1 - Consideram-se elementos necessários à instrução de uma candidatura ao abrigo do programa Porta de Entrada, nomeadamente, os seguintes:
a) Proposta da Região Autónoma ou do município sobre a modalidade de alojamento ou de solução habitacional a aplicar ao caso concreto contendo, designadamente:
i) Indicação do protocolo institucional celebrado nos termos dos artigos 8.º e 9.º do Decreto-Lei n.º 29/2018, de 4 de maio, ao abrigo do qual a proposta é apresentada;
ii) Caracterização da situação específica de privação habitacional determinante da proposta;
iii) Identificação da habitação de cuja utilização a pessoa ou o agregado se viu privado, exceto nos casos em que tal não se justifique, como os de pessoas inseridas em movimento migratórios;
iv) Identificação do alojamento ou da habitação a utilizar como novo local de residência, temporária e ou permanente, da pessoa ou do agregado afetado;
v) Fundamentação da opção pela modalidade de alojamento ou de solução habitacional e respetivo valor;
vi) Parecer ou acordo do município a que se refere o n.º 2 do artigo 15.º do Decreto-Lei n.º 29/2018, de 4 de maio;
vii) No caso de obras, cópia dos três orçamentos solicitados, nos termos e para os efeitos do disposto no n.º 6 do artigo 16.º do Decreto-Lei n.º 29/2018, de 4 de maio;
b) Elementos de identificação dos elementos do agregado habitacional nos termos do n.º 3 do artigo 17.º do Decreto-Lei n.º 135/99, de 22 de abril, na sua redação atual;
c) Atestado médico de incapacidade multiuso, no caso de indicação de pessoa com grau de incapacidade permanente igual ou superior a 60 %;
d) Declaração do candidato sobre a não detenção, da sua parte e da parte de qualquer dos elementos do seu agregado habitacional, de património imobiliário ou de património mobiliário de valor superior ao previsto na alínea c) do n.º 1 do artigo 5.º do Decreto-Lei n.º 29/2018, de 4 de maio;
e) Comprovativos dos rendimentos para efeito do disposto na alínea i) do n.º 1 e n.º 2 do artigo 3.º;
f) Consentimento expresso a que se refere o artigo 28.º-A do Decreto-Lei n.º 135/99, de 22 de abril, na sua redação atual, por parte do candidato e dos elementos do seu agregado habitacional, para confirmação pelo IHRU, I. P., junto das entidades públicas competentes, designadamente da Autoridade Tributária (AT), da informação constante dos elementos instrutórios;
g) Declaração, dos outros cotitulares, ou de quem os represente, de que aceitam intervir para concessão de autorização expressa à contratação nas condições do Decreto-Lei n.º 29/2018, de 4 de maio, no caso de existirem terceiros com direitos sobre a habitação objeto do apoio.

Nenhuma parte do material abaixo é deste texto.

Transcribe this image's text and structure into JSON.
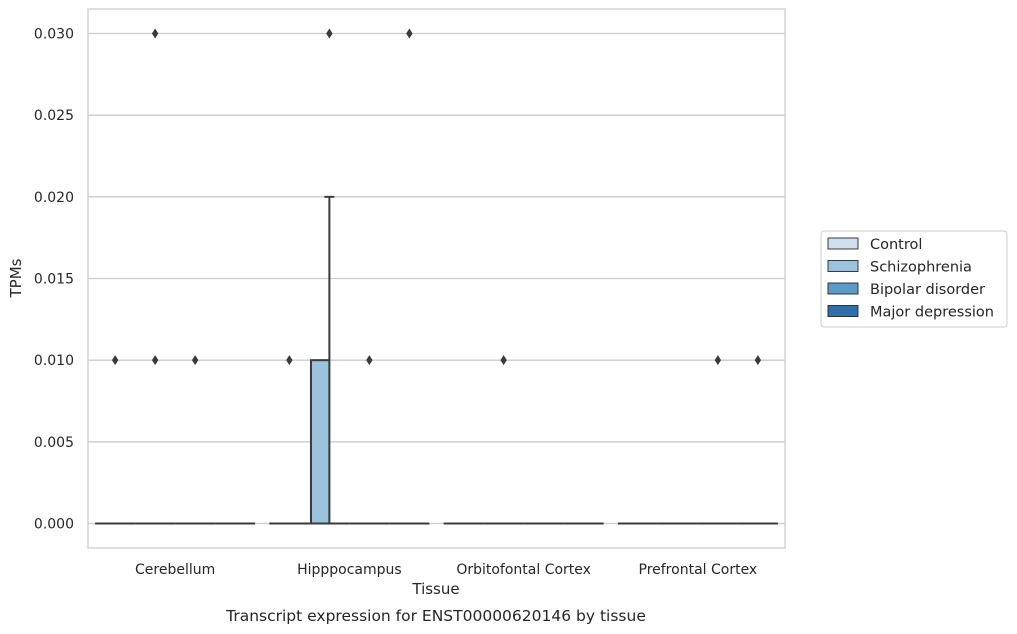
{
  "chart_data": {
    "type": "box",
    "xlabel": "Tissue",
    "ylabel": "TPMs",
    "caption": "Transcript expression for ENST00000620146 by tissue",
    "categories": [
      "Cerebellum",
      "Hipppocampus",
      "Orbitofontal Cortex",
      "Prefrontal Cortex"
    ],
    "ylim": [
      -0.0015,
      0.0315
    ],
    "yticks": [
      "0.000",
      "0.005",
      "0.010",
      "0.015",
      "0.020",
      "0.025",
      "0.030"
    ],
    "grid": true,
    "legend": {
      "placement": "center-right",
      "entries": [
        "Control",
        "Schizophrenia",
        "Bipolar disorder",
        "Major depression"
      ]
    },
    "colors": {
      "Control": "#cfdfee",
      "Schizophrenia": "#9ac3dd",
      "Bipolar disorder": "#5a9ac8",
      "Major depression": "#2e6faf",
      "gridline": "#cccccc",
      "box_line": "#3a3a3a"
    },
    "series": [
      {
        "name": "Control",
        "boxes": [
          {
            "q1": 0.0,
            "median": 0.0,
            "q3": 0.0,
            "whislo": 0.0,
            "whishi": 0.0,
            "fliers": [
              0.01
            ]
          },
          {
            "q1": 0.0,
            "median": 0.0,
            "q3": 0.0,
            "whislo": 0.0,
            "whishi": 0.0,
            "fliers": [
              0.01
            ]
          },
          {
            "q1": 0.0,
            "median": 0.0,
            "q3": 0.0,
            "whislo": 0.0,
            "whishi": 0.0,
            "fliers": []
          },
          {
            "q1": 0.0,
            "median": 0.0,
            "q3": 0.0,
            "whislo": 0.0,
            "whishi": 0.0,
            "fliers": []
          }
        ]
      },
      {
        "name": "Schizophrenia",
        "boxes": [
          {
            "q1": 0.0,
            "median": 0.0,
            "q3": 0.0,
            "whislo": 0.0,
            "whishi": 0.0,
            "fliers": [
              0.01,
              0.03
            ]
          },
          {
            "q1": 0.0,
            "median": 0.0,
            "q3": 0.01,
            "whislo": 0.0,
            "whishi": 0.02,
            "fliers": [
              0.03
            ]
          },
          {
            "q1": 0.0,
            "median": 0.0,
            "q3": 0.0,
            "whislo": 0.0,
            "whishi": 0.0,
            "fliers": [
              0.01
            ]
          },
          {
            "q1": 0.0,
            "median": 0.0,
            "q3": 0.0,
            "whislo": 0.0,
            "whishi": 0.0,
            "fliers": []
          }
        ]
      },
      {
        "name": "Bipolar disorder",
        "boxes": [
          {
            "q1": 0.0,
            "median": 0.0,
            "q3": 0.0,
            "whislo": 0.0,
            "whishi": 0.0,
            "fliers": [
              0.01
            ]
          },
          {
            "q1": 0.0,
            "median": 0.0,
            "q3": 0.0,
            "whislo": 0.0,
            "whishi": 0.0,
            "fliers": [
              0.01
            ]
          },
          {
            "q1": 0.0,
            "median": 0.0,
            "q3": 0.0,
            "whislo": 0.0,
            "whishi": 0.0,
            "fliers": []
          },
          {
            "q1": 0.0,
            "median": 0.0,
            "q3": 0.0,
            "whislo": 0.0,
            "whishi": 0.0,
            "fliers": [
              0.01
            ]
          }
        ]
      },
      {
        "name": "Major depression",
        "boxes": [
          {
            "q1": 0.0,
            "median": 0.0,
            "q3": 0.0,
            "whislo": 0.0,
            "whishi": 0.0,
            "fliers": []
          },
          {
            "q1": 0.0,
            "median": 0.0,
            "q3": 0.0,
            "whislo": 0.0,
            "whishi": 0.0,
            "fliers": [
              0.03
            ]
          },
          {
            "q1": 0.0,
            "median": 0.0,
            "q3": 0.0,
            "whislo": 0.0,
            "whishi": 0.0,
            "fliers": []
          },
          {
            "q1": 0.0,
            "median": 0.0,
            "q3": 0.0,
            "whislo": 0.0,
            "whishi": 0.0,
            "fliers": [
              0.01
            ]
          }
        ]
      }
    ]
  }
}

2 - Em função da especificidade da situação, incluindo os casos em que a pessoa ou o agregado a apoiar ao abrigo do Porta de Entrada não aufira rendimentos, bem como nas situações urgentes a que se refere o artigo seguinte, cabe ao IHRU, I. P., definir os elementos necessários para instrução dos processos ou os que podem ser apresentados em fase posterior.

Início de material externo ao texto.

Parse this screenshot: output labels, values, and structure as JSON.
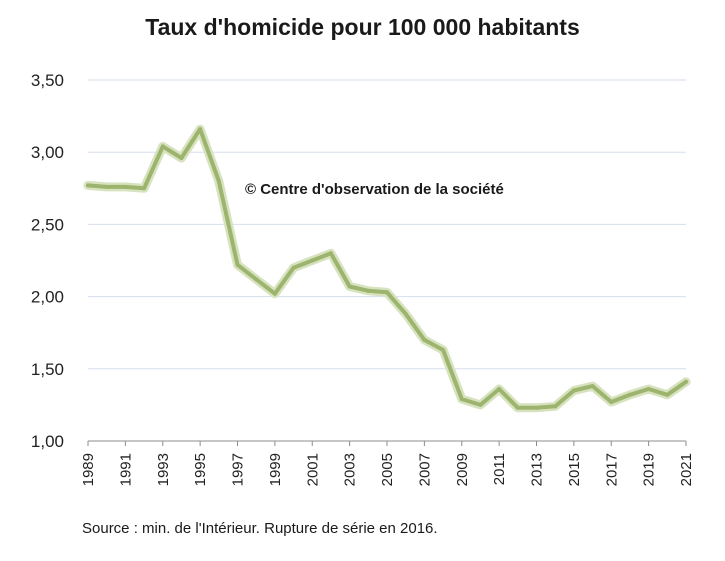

3 - Com vista a conferir eficácia e celeridade ao processo de decisão de concessão dos apoios, o IHRU, I. P., deve proceder preferencialmente às necessárias consultas para confirmação de informação e obtenção de declarações, atestados, certidões e outros elementos já detidos pela Administração Pública, designadamente pela AT no que respeita aos rendimentos e à titularidade de imóveis por parte dos candidatos, nos termos previstos nos n.os 2 e 6 do artigo 22.º do Decreto-Lei n.º 135/99, de 22 de abril, na sua redação atual.